I mainly spoke about emergent Brownian dynamics of laser-heated colloids under optical confinement. Below is the link to the talk.
I concluded my talk quoting P W Anderson’s essay “More is Different“
“The constructionist hypothesis breaks down when confronted with the twin difficulties of scale and complexity. The behavior of large and complex aggregates of elementary particles, it turns out, is not to be understood in terms of a simple extrapolation of the properties of a few particles.
Instead, at each level of complexity entirely new properties appear, and the understanding of the new behaviors requires research which I think is as fundamental in its nature as any other.”
P.W. Anderson ‘More is Different’ Science, 177, 4047 (1972)
On 1st Dec 2022, I gave a talk on “Structured-Light Scattering : Implications in Momentum Space” as part of a discussion meeting on STRUCTURED LIGHT AND SPIN-ORBIT PHOTONICS held at International Center of Theoretical Sciences, Bangalore.
I mainly spoke about topological light scattering in the frame work of angular momentum of light and absorptive effects in optothermal tweezers created by structured light.
Below is the embedded video link to my talk. The playlist also has many other interesting talks related to the topic.
Appended is a link to arxiv preprint of an invited review article that I wrote as part of a special issue on nanophotonics in the Indian Journal of Physics and Applied Physics. The issue is edited by Dr. Achanta Venugopal (TIFR/NPL).
In this review, I discuss about assembly and dynamics of plasmonic colloids under the influence of optical vortex fields.
The abstract reads : Structured light has emerged as an important tool to interrogate and manipulate matter at micron and sub-micron scale. One form of structured light is an optical vortex beam. The helical wavefront of these vortices carry orbital angular momentum which can be transferred to a Brownian colloid. When the colloid is made of metallic nanostructures, such as silver and gold, resonant optical effects play a vital role, and the interaction leads to complex dynamics and assembly. This brief review aims to discuss some recent work on trapping plasmonic colloids with optical vortices and their lattices. The role of optical scattering and absorption has important implications on the underlying forces and torques, which is specifically enunciated. The effect of spin and orbital angular momentum in an optical vortex can lead to spin-orbit coupling dynamics, and these effects are highlighted with examples from the literature. In addition to assembly and dynamics, enhanced Brownian motion of plasmonic colloids under the influence of a vortex-lattice is discussed. The pedagogical aspects to understand the interaction between optical vortex and plasmonic colloids is emphasized.
We have a new paper to be published in ACS Photonics on “Optothermal evolution of active colloidal matter in defocused laser trap”
In the context of non-equilibrium statistical mechanics, it is relevant to ask : how does a system of (active) Brownian particles respond to environmental cues ?

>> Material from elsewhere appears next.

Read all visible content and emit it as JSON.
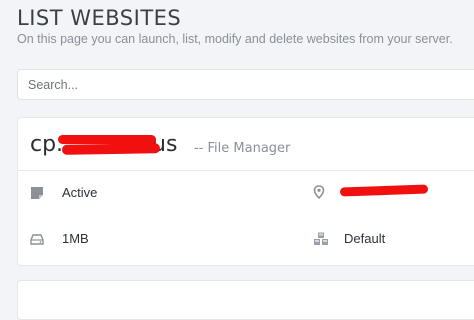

Structured light in the form of an optical trap can facilitate a platform to create unconventional, environmental cues in which Brownian particles can dynamically assemble and evolve as a function of space and time.
In this work, we utilize a simple defocused laser trap and study the evolutionary dynamics of thermally active colloids (polystyrene spheres infused with iron oxide). We observe a variety of (nonlinear) dynamical states including hovering of a pair, a kind of synchrony among the assembled colloids in the trap (see video).
Thanks to the great efforts of Dipta and Rahul from my group, we have been able to study and unveil the complex forces at play. The dual contribution of optical potential of the laser and thermophoretic interaction of colloids were revealed by systematic experiments and numerical simulations leading to this elaborate report.
This study further motivates interesting questions in the context of microscopic heat engines where the light and heat created in an optical trap can lead to some interesting nonlinear dynamics of soft matter systems. Another prospect is to characterize structured optothermal fields using Brownian motors as microscopic probes in an optical trap. More on this in the coming month….
This document brings together researchers from 52 different affiliations across the globe to look into the accomplishments and future directions of optical tweezers.
My contribution towards roadmap appears on page 136, topic number 31 on — Raman scattering in (thermo)plasmonic tweezers.
In there, I discuss how plasmonic platforms can be used to generate attractive optothermal forces to trap and interrogate molecules and nanoparticles, down to single copy limit. I also discuss the challenges and opportunities of such a process.
Optical tweezers is one of the most powerful optical tools that finds utility not only in fundamental physics, but also in diverse applications including biology and medicine.
Ever since the Nobel prize-winning work of Arthur Ashkin, optical tweezers have evolved and continues to evolve into various forms. This roadmap article aims to capture this evolution, and to discuss the emerging capabilities and challenges of optical tweezers.